How do I search most common words in very big file (over 1 Gb) wit using 1 Kb or less memory?

127 Views Asked by At

I have very big text file, with dozens of millions of words, one word per line. I need to find top 10 most common words in that file. There is some restrictions: usage of only standard library and usage of less that 1 KB of memory.

It is guaranteed that any 10 words in that file is short enough to fit into said memory limit and there will be enough memory to some other variables such as counters etc.

The only solution I come with is to use another text file as additional memory and buffer. But, it seems to be bad and slow way to deal with that problem.

Are there any better and efficient solutions?

2

There are 2 best solutions below

0
On BEST ANSWER

If you can create a new file however big, you can create a simple disk-based tree database holding each word and its frequency so far. This will cost you O(log n) each time, with n from 1 to N words, plus the final scan of the whole N-sized tree, which adds up to O(N log N).
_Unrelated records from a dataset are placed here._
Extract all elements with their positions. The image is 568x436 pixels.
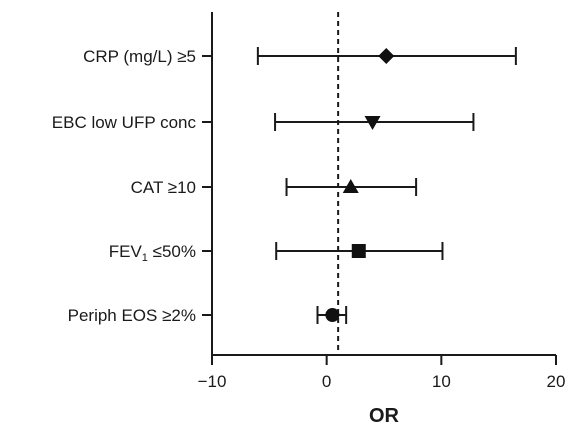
category-label: Periph EOS ≥2% xyxy=(68,306,196,325)
x-tick-label: 0 xyxy=(322,372,331,391)
x-tick-label: 10 xyxy=(432,372,451,391)
category-label: EBC low UFP conc xyxy=(52,113,197,132)
axis-layer: −10 0 10 20 xyxy=(198,12,566,391)
category-label: CRP (mg/L) ≥5 xyxy=(83,47,196,66)
x-tick-label: −10 xyxy=(198,372,227,391)
x-axis-title: OR xyxy=(369,405,400,427)
forest-row: CRP (mg/L) ≥5 xyxy=(83,47,517,66)
estimate-marker xyxy=(351,244,366,258)
x-tick-label: 20 xyxy=(547,372,566,391)
estimate-marker xyxy=(342,179,359,193)
estimate-marker xyxy=(378,48,395,64)
estimate-marker xyxy=(364,116,381,130)
estimate-marker xyxy=(325,308,340,322)
category-label: FEV1 ≤50% xyxy=(109,242,196,264)
forest-row: CAT ≥10 xyxy=(131,178,418,197)
forest-row: Periph EOS ≥2% xyxy=(68,306,348,325)
forest-row: FEV1 ≤50% xyxy=(109,242,444,264)
forest-row: EBC low UFP conc xyxy=(52,113,475,132)
category-label: CAT ≥10 xyxy=(131,178,196,197)
rows-layer: CRP (mg/L) ≥5 EBC low UFP conc CAT ≥10 FEV1… xyxy=(52,47,517,325)
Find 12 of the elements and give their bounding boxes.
If you cannot create a new file, you'll need to perform a in-place sorting of the whole file, which will cost about O(N2). That's closer to O((N/k)2), I think, with k the average number of words you can keep in memory for the simplest bubble-sort - but that is O(1/k2)O(N2) = K O(N2) which is still O(N2). At that point you can rescan the file one final time, and after each run of each word you'll know whether that word can enter your top ten, and at which position. So you need to fit just twelve words in memory (the top ten, the current word, and the word just read from the file). 1K should be enough.
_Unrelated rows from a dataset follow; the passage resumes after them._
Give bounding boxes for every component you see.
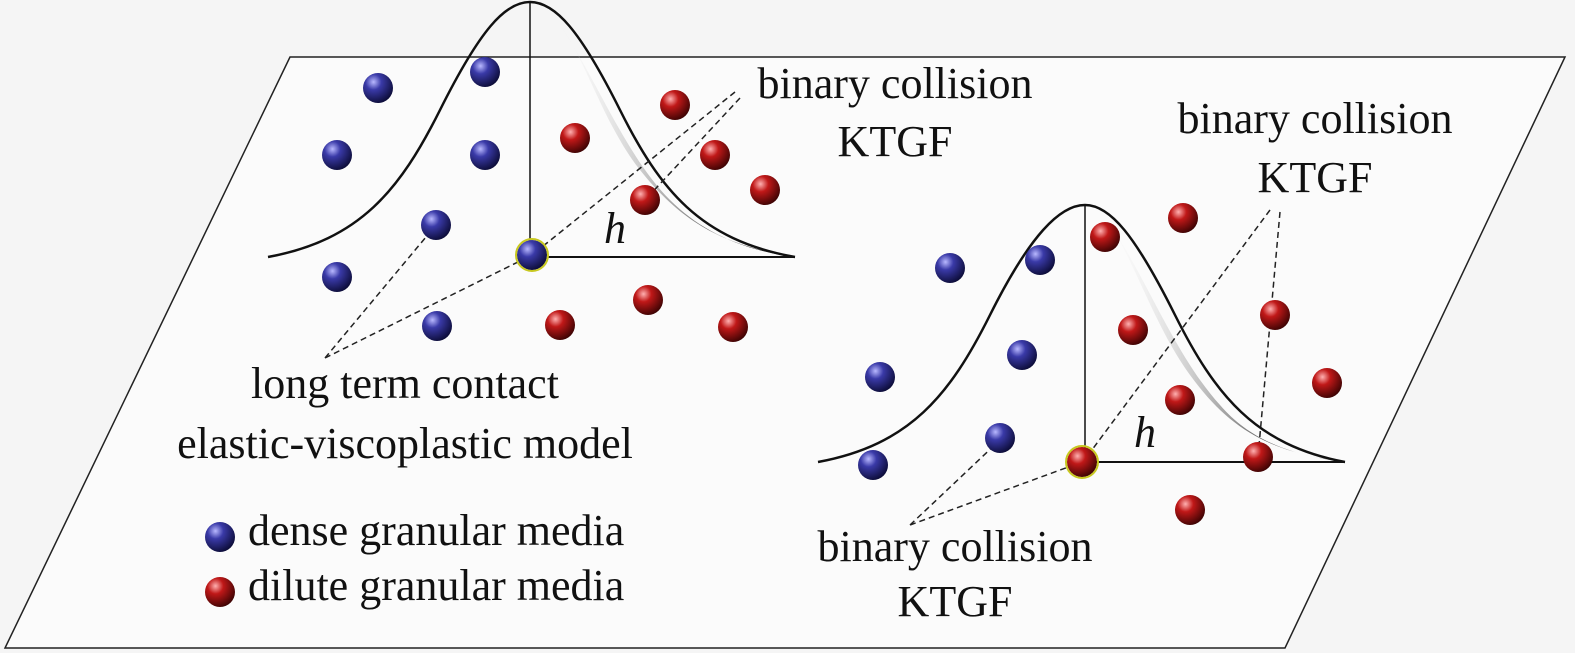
particle <box>1118 315 1148 345</box>
particle <box>1260 300 1290 330</box>
particle <box>985 423 1015 453</box>
annotation: elastic-viscoplastic model <box>177 419 633 468</box>
legend-swatch <box>205 522 235 552</box>
height-label: h <box>604 204 626 253</box>
particle <box>858 450 888 480</box>
particle <box>1007 340 1037 370</box>
annotation: binary collision <box>818 522 1093 571</box>
particle <box>630 185 660 215</box>
highlight <box>515 238 549 272</box>
particle <box>517 240 547 270</box>
particle <box>470 57 500 87</box>
particle <box>718 312 748 342</box>
particle <box>865 362 895 392</box>
particle <box>660 90 690 120</box>
annotation: KTGF <box>898 577 1013 626</box>
particles <box>322 57 1342 525</box>
particle <box>1090 222 1120 252</box>
particle <box>750 175 780 205</box>
leader-lines <box>324 91 1281 526</box>
particle <box>545 310 575 340</box>
legend-swatch <box>205 577 235 607</box>
particle <box>322 262 352 292</box>
legend-label: dilute granular media <box>248 561 624 610</box>
particle <box>322 140 352 170</box>
particle <box>1067 447 1097 477</box>
highlight <box>1065 445 1099 479</box>
particle <box>700 140 730 170</box>
particle <box>560 123 590 153</box>
height-label: h <box>1134 408 1156 457</box>
plane <box>3 56 1567 649</box>
particle <box>1165 385 1195 415</box>
annotation: KTGF <box>838 117 953 166</box>
annotation: long term contact <box>251 359 559 408</box>
particle <box>1168 203 1198 233</box>
particle <box>633 285 663 315</box>
particle <box>470 140 500 170</box>
particle <box>1243 442 1273 472</box>
annotation: binary collision <box>758 59 1033 108</box>
legend-label: dense granular media <box>248 506 624 555</box>
particle <box>422 311 452 341</box>
shading <box>1100 212 1345 462</box>
particle <box>1025 245 1055 275</box>
particle <box>1175 495 1205 525</box>
particle <box>1312 368 1342 398</box>
particle <box>421 210 451 240</box>
annotation: KTGF <box>1258 153 1373 202</box>
particle <box>363 73 393 103</box>
annotation: binary collision <box>1178 94 1453 143</box>
particle <box>935 253 965 283</box>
So, the auxiliary file is actually the fastest option.

6
On

You can first sort this file (it is possible with limited memory, but will require disk IO of course - see How do I sort very large files as starter).

Then you will be able to read sorted file line by line and calculate frequency of each word one by one - store them, after 10 words - if frequency is higher then all stored in your array - add it to internal array and remove least occurred one, thus you will keep only 10 most frequent words in memory during this stage.

As @John Bollinger mentioned - if your requirment is to print all top 10 words, if for example - all words from files have the same frequency, i.e. they all are "top", then this approach will not work, you need to calculate frequency for each word, store in file, sort it and then print top 10 including all words with the same frequency as 10th one.